A woman came to my counter the other day to return a set of steel crochet hooks. She said they were the wrong size, and assuming that she meant too small, I chuckled and said they were very much doily-making hooks. She replied that they were indeed, but she needed a hook small enough to use in adding beads to a project. My spider-sense tingling, I breathlessly contained my excitement and asked what kind of project. Glory hallelujah, she said she was knitting a shawl. I stuttered out something inane about my own attempts at knitting with beads, and we had something like a conversation about techniques, but all the while my brain was screaming, "Find out if she's on Ravelry! Get her phone number!"
I fired up the camera, since my Ravelry notebook looked so forlorn with all of it empty boxes. This is good news for my blog, because these posts aren't very interesting without graphics.
Here you can see the crude beginnings of my cabled riding jacket, which has proven to me that one cannot knit with wool during the dog days of summer unless one is in very good air conditioning. The Fisherman's Wool is lovely and soft, but not very tightly plied and a rather light worsted weight. Swatching (I swatched!) revealed that two strands would be necessary to get the stitch gauge, but my row gauge is hopelessly off. I have no idea how to fix it without affecting the stitch gauge, so I'm just going to have a very long sweater.
I suppose I could attempt math, but how likely is that?
Looking ahead at the bodice instructions flip-flops my stomach. To make any sense of them I will probably have to chart it out on graph paper with the errata close by. I've never tried graphing out a whole pattern - only color charts, but it seems like a logical way of going about things.
On that note, I charted up this charming expy of my hipster husband as rendered by Charles Schultz, which I am applying to the Punk Rock Backpack from SnB. It's turning out to be quite the stash-busting exercise, as I'm able to fill in the colors with some of the various odds and ends that have been kicking around in my bins forever. On the other hand, I'm discovering that I really hate intarsia.
Which is why I have abandoned my ideas of making a colorwork-focused scarf for my husband's friend Andy, and am instead working up a Celtic Cables Scarf. He has a Celtic cross tattooed on his back, so I figure that he should appreciate the motif, disappointed though he may be to not be getting the argyle scarf that I hinted at when he originally asked for a handknitted scarf. The cables promise to be suitably impressive, so I'm not too worried. I reckon it will be finished sometime in the next 20 years.

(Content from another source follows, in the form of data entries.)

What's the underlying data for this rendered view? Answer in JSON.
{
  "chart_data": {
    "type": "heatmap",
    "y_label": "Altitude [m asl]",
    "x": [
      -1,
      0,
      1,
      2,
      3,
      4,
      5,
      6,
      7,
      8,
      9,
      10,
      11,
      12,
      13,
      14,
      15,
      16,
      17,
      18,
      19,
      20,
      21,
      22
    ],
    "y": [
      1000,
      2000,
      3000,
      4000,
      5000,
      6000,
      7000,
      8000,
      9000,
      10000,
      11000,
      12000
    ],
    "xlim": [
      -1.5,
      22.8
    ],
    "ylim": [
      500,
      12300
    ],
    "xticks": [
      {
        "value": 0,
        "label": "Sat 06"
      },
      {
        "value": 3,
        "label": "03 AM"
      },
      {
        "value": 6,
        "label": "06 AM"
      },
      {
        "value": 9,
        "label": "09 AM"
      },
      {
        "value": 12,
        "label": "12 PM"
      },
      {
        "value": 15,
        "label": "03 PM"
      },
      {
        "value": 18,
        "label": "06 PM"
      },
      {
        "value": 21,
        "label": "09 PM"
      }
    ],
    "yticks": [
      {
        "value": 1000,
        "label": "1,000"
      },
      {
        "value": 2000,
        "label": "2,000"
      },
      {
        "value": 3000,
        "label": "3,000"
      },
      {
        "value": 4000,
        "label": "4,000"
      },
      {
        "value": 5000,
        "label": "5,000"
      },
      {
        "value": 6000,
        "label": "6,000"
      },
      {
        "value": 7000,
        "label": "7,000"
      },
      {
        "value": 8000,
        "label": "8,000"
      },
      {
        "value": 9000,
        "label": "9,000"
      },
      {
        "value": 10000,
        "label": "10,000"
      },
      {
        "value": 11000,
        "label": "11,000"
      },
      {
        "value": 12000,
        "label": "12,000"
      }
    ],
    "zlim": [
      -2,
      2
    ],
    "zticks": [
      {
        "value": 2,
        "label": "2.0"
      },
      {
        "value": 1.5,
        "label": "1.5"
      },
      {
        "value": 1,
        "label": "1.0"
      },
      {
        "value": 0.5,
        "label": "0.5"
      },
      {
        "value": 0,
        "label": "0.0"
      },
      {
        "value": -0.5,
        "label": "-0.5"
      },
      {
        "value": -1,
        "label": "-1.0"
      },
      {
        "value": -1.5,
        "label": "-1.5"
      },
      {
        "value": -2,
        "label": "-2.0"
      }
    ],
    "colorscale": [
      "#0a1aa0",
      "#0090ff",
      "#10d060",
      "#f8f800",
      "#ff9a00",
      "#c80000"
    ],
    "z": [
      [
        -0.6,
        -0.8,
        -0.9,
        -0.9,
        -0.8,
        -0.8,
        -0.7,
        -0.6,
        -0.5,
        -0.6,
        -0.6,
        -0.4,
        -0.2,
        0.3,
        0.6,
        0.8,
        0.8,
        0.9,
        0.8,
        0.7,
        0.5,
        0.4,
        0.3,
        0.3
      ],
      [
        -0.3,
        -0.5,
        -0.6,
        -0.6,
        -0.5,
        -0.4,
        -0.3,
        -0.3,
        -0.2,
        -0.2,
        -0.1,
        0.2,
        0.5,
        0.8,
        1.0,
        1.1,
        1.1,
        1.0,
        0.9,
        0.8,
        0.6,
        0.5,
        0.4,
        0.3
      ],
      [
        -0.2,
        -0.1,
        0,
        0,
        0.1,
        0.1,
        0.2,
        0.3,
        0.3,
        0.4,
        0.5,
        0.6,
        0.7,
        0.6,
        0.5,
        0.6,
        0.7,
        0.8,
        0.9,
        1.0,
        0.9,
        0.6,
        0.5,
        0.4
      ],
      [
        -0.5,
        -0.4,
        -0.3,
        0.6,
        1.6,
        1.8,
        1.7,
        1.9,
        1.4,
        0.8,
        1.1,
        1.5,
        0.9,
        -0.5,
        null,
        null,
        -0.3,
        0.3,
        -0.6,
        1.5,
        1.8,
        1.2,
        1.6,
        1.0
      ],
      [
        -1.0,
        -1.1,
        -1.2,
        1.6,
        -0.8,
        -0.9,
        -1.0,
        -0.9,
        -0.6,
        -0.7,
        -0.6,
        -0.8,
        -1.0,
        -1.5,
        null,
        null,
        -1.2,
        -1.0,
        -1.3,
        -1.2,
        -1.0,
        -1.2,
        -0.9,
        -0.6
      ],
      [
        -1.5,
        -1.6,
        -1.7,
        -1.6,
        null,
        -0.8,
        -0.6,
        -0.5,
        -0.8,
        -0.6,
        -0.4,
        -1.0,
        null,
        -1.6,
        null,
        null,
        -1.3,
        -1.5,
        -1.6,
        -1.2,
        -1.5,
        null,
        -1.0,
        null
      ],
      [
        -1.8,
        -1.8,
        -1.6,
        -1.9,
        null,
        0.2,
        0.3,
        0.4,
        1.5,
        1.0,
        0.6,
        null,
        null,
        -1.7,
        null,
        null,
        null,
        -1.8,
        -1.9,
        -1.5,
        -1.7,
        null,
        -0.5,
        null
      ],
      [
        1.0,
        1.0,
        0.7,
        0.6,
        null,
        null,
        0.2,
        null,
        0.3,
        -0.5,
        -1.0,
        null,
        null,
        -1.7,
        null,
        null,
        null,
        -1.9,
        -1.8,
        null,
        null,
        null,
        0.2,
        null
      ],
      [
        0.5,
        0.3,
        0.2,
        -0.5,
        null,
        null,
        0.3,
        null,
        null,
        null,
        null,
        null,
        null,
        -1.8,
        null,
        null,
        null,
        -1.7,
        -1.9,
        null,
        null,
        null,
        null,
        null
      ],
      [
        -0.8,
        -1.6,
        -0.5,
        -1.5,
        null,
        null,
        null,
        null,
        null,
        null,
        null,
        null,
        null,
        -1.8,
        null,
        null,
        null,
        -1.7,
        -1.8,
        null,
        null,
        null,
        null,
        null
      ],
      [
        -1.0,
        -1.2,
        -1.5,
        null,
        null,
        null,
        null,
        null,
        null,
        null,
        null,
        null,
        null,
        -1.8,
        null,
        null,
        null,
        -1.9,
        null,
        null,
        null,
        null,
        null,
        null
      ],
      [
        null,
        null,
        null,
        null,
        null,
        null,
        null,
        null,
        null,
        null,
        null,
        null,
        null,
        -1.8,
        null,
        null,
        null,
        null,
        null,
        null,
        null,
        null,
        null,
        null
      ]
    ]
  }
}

Having more or less finished Mirasol, I'm embarking on a new amigurumi, this time in knitting. It's going to be me! More or less. The head is the wrong shape already, but I stuffed it with yarn, because that's what my head is full of. The yarn is the same Sugar 'n Cream or Peaches and Creme kitchen cotton that I used for Mirasol, and I'm stabilizing the neck the same way I did for her: with a small wooden spool. The gauge is just a little off, but I like the size it's coming out. I was inspired by Stitch London and the Science Museum's 2010 Stitch Yourself project, but the pattern I'm using is Yarnigan's Blank Slate Doll, because it was free, and it hardly matters if I'm not sending the doll in. I've added lots of mods to give the body more shape, which is also affecting the finished size considerably.
I dug out my old Pattern-a-Day calendar and found the pages for Cat Bordhi's Treasure Forest socks and the matching bookmark. I don't have a suitable yarn for the socks just now, so I've cast on for the bookmark in Caron Simply Soft.
The Esperanza bookmark is growing gradually, with a few stitches jumping off whenever I pull it out of the bag - I need a better WIP storage solution.
Also growing - the Marple Shawl.
I've hit a literal snag with this one - it's so tangled up with the other projects in my bag that I can work no further on it until that is remedied. It speaks volumes for my laziness that I'd just as soon work on something else as try to free this poor WIP.